Storm warning - Rush for emergency goods as Earl threatens
With Jamaica starting to feel the effects of a weather system that could develop into Tropical Storm Earl, some business operators yesterday reported a significant increase in demand for emergency supplies, while residents of one flood-prone community have resurrected their cry about their vulnerabilities.
Up to eight o'clock last night, the Meteorological Service of Jamaica reported that the country, under a tropical storm warning, could begin experiencing storm-like conditions "in 36 hours or less, possible sustained wind speeds of 34-63 knots or 63-118 km/h,".
Heavy rains, thunderstorms and gusty winds, which have been affecting sections of the island, are expected to continue through tomorrow.
Already six deaths in the Dominican Republic have been linked to the effects of the system, which Jamaican authorities say will see southern parishes "more severely impacted".
The Government has activated the National Emergency Control Centre and yesterday Local Government Minister Desmond McKenzie urged Jamaicans, especially those in flood-prone areas, to heed all the cautions issued to them and make use of shelters that are now open.
"I normally shop at MegaMart. But knowing that there is the impending storm, there's just a few things I decided to come and get - some more water and some tin foods," Chike Verwey 34, a Kingston resident, told The Gleaner at the wholesale facility in the afternoon.
McKenzie yesterday urged merchants to open their businesses to allow Jamaicans to buy essential supplies.
Nisheka Carr, a supervisor at MegaMart, said the store has ordered more supplies people normally purchase at times of emergency, such as lamps and water.
Meanwhile, Rohan Wright, from Kintyre, eastern St Andrew, said he was concerned about some of the houses in the area that are dangerously perched on hillsides and the impact of the impending tropical storm.
He also expressed scepticism about the warning, which he said has come about "suddenly".
"Mi nuh prepare nothing, you know, fi tell yuh the truth. Mi just feel like is a money-making ting in a di system," he told The Gleaner, while pointing to some of the houses on the banks of the Hope River.
"Poor people nuh have nuh money fi all these tings. Fi guh ply (board) back up window, buy grocery and buy out supermarket."
Wright also pointed to an iron footbridge that links Tavern with Kintyre, which he urged the authorities to check.
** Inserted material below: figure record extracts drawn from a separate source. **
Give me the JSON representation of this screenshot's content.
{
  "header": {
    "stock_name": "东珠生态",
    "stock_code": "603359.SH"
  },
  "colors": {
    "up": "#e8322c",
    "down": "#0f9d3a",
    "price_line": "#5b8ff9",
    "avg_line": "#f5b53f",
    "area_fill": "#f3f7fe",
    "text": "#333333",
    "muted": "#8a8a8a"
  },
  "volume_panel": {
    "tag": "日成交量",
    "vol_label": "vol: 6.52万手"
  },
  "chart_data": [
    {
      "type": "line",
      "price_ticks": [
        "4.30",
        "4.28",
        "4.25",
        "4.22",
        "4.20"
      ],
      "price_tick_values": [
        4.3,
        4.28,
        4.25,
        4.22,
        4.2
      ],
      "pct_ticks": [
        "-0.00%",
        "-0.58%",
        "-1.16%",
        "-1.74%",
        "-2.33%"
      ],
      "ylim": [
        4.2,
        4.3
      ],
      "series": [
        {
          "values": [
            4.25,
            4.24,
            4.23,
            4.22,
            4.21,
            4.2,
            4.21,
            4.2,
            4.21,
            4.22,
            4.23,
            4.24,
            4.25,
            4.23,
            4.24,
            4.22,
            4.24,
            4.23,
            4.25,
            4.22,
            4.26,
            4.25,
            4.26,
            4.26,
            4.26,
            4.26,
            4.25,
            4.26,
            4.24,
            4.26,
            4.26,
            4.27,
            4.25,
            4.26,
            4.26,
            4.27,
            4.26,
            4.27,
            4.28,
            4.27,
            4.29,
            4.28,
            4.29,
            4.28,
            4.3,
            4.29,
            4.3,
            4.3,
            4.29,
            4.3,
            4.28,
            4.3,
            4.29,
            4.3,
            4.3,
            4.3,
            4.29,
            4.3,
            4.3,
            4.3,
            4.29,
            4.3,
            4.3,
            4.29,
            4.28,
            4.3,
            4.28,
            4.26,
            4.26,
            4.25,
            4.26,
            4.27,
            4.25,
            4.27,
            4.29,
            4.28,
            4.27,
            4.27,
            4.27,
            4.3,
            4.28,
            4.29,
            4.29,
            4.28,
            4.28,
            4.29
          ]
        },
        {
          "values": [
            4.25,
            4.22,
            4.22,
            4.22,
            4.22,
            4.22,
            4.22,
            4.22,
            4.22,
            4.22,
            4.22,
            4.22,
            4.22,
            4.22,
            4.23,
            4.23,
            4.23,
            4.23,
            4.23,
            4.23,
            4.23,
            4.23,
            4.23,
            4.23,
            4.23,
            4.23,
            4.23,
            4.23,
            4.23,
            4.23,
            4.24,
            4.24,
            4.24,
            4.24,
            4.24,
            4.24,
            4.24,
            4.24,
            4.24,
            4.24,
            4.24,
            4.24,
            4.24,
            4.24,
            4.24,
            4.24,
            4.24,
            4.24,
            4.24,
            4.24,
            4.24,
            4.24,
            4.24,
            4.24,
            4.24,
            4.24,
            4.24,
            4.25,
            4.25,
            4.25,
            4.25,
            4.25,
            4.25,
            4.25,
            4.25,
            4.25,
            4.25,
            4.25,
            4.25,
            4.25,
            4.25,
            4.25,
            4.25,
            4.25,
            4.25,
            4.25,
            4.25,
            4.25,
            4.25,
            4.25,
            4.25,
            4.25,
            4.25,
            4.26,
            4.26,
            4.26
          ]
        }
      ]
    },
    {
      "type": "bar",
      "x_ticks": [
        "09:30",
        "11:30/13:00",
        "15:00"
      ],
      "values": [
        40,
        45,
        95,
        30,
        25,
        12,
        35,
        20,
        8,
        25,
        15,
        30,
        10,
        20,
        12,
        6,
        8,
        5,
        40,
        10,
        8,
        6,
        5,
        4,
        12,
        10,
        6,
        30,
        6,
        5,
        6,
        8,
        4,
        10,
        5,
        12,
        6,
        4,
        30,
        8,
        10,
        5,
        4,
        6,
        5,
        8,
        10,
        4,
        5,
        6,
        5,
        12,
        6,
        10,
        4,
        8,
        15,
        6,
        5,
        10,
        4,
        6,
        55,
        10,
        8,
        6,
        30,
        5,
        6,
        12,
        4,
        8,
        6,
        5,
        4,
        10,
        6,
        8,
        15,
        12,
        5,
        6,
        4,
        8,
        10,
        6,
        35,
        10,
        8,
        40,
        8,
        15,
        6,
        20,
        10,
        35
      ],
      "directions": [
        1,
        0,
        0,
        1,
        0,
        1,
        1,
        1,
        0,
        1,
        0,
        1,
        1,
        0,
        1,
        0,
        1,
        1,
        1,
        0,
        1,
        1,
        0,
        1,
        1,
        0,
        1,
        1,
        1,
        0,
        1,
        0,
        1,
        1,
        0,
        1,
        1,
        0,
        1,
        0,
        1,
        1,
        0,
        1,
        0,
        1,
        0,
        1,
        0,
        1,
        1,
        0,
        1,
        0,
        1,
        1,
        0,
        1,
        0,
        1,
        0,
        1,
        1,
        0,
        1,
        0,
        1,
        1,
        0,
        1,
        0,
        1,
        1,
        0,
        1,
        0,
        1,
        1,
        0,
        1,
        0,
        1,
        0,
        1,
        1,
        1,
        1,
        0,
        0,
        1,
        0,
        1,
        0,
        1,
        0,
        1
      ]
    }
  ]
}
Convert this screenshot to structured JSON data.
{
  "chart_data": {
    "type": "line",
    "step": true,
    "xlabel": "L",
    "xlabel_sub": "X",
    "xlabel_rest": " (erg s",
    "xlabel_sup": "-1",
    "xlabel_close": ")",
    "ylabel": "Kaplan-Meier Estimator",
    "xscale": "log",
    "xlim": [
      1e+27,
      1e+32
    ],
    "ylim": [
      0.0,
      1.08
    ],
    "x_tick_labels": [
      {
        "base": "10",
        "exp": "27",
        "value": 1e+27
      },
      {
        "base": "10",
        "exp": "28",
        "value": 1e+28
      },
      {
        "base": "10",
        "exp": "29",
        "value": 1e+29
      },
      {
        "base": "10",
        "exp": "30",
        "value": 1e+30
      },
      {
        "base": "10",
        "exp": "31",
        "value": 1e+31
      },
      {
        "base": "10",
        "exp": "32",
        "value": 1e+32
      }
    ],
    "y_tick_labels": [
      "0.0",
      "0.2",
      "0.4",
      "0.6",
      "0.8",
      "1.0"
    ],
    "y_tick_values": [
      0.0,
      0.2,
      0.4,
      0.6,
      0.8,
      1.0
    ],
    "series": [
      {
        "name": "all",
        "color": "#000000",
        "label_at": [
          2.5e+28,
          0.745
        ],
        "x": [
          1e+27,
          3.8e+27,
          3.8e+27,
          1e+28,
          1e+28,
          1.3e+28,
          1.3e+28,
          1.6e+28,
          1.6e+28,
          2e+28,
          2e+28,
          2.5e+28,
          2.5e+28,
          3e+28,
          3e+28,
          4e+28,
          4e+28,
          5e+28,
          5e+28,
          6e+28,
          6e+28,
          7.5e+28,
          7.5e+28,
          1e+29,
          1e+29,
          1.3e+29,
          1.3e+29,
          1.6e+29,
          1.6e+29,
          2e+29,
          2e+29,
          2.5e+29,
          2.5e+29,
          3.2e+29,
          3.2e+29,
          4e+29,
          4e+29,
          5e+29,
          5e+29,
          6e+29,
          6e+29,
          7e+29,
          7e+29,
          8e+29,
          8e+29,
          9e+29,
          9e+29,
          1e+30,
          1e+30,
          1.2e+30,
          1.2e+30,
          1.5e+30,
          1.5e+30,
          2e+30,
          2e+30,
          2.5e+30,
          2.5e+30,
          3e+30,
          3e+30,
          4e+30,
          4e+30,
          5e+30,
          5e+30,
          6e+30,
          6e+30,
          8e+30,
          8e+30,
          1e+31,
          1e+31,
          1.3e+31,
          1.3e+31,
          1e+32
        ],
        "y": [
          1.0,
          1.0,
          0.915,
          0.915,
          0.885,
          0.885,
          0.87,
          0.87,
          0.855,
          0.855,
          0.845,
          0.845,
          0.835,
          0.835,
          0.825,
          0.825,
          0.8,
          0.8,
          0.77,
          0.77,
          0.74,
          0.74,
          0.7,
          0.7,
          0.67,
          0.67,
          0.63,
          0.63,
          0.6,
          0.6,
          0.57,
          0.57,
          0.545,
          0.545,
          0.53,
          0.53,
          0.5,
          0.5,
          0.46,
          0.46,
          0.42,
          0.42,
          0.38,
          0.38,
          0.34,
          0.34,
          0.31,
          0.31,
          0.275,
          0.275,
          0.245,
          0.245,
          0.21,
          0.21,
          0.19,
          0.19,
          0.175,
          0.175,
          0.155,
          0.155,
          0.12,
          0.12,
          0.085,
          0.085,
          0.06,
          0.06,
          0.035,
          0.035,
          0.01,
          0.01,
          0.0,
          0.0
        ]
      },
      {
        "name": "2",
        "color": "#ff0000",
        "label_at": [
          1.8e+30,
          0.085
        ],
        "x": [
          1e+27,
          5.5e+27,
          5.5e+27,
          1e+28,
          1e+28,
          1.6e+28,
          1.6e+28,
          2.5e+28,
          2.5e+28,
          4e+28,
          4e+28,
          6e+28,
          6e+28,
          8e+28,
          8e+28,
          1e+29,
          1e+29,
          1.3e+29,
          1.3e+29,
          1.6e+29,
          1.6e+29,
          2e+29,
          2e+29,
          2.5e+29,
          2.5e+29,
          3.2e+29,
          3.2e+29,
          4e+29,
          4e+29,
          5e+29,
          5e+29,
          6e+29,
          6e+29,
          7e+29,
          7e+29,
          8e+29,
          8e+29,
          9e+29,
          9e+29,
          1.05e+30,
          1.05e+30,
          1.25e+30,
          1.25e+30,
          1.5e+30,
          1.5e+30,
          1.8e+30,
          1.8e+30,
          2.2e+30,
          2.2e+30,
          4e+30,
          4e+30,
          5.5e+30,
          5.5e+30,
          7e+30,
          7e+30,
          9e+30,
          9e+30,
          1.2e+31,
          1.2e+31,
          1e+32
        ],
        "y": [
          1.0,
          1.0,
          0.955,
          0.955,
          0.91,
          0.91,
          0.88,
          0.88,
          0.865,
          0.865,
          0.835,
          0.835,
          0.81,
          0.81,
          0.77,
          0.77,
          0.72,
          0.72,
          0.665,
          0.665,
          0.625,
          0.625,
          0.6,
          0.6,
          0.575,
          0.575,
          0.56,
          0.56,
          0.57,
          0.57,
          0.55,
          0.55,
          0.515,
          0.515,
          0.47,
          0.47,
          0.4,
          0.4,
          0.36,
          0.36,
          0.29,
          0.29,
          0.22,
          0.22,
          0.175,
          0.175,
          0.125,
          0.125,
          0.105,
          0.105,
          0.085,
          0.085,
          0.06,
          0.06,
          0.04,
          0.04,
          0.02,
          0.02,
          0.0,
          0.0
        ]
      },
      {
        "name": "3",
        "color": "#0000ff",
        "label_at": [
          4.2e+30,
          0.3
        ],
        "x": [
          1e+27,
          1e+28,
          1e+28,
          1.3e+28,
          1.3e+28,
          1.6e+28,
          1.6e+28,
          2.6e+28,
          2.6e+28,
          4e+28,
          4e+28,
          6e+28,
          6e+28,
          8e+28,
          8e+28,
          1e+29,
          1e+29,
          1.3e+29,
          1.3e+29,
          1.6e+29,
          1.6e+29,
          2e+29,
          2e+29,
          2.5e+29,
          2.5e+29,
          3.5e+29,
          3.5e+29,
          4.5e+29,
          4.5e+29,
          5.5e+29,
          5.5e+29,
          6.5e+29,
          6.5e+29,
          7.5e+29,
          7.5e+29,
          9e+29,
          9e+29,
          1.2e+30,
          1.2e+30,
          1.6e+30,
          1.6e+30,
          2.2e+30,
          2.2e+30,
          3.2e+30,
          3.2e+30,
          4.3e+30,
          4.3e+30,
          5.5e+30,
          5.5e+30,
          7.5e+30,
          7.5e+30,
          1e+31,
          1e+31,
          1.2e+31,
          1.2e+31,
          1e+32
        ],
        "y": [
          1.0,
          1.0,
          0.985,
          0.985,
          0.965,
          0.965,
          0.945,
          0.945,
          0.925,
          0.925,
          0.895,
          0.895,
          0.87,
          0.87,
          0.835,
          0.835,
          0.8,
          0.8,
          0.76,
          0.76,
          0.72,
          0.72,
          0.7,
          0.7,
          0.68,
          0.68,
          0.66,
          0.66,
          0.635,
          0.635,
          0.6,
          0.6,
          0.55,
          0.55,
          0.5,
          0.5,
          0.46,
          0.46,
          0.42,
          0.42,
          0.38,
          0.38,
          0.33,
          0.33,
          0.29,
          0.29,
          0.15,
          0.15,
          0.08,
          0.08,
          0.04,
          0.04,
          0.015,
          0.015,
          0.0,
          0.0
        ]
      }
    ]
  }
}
Kintyre is among 58 vulnerable communities across six southern parishes where McKenzie said residents should be extra cautious and evacuate when ordered, given their history of flooding.
"There's a tendency in most of these communities (flood prone areas) for persons to want to sit it out and to wait and see, and these flood-prone areas are known. If persons need transportation, those arrangements will be made. The Jamaica Urban Transit Company will be on board," McKenzie said during a joint press conference yesterday involving the Office of Disaster Preparedness and Emergency Management and the Meteorological Service of Jamaica.
Mayor of Port Antonio, Wayne McKenzie, yesterday issued a stern warning to persons living in low-lying and flood-prone areas of Portland to evacuate ahead of the impending severe weather conditions.
"Those living on river banks and occupying lands at informal settlements should evacuate," he said.
His call came as Jamaica Defence Force Coast Guard personnel launched a late-evening search for two fishermen who had reportedly gone missing off the coast of Portland.
In Rocky Point, Clarendon, Hubert Adams, a fisherman, told The Gleaner that his colleagues have heeded the call of the authorities to return to land and await further notifications on the strengthening weather system.
Evan Thompson, head of the Meteorological Service of Jamaica, warned that all fisherfolk should be in harbour, adding that "it is almost a sure deal that there will be some tropical storm conditions that will be experienced by the island in some way or other".
Meanwhile, acting chief medical officer, Dr Winston De La Haye, has advised that hospitals have been ordered to release patients to meet the criteria under the emergency protocols.
Two hundred and fifty million dollars, set aside for emergency situations, is being used to fund Jamaica's response, according to the local government minister, who also announced that "mass events" scheduled up to tomorrow have been postponed.
The Jamaica Constabulary Force said its members "will be deployed in sufficient numbers to assist members".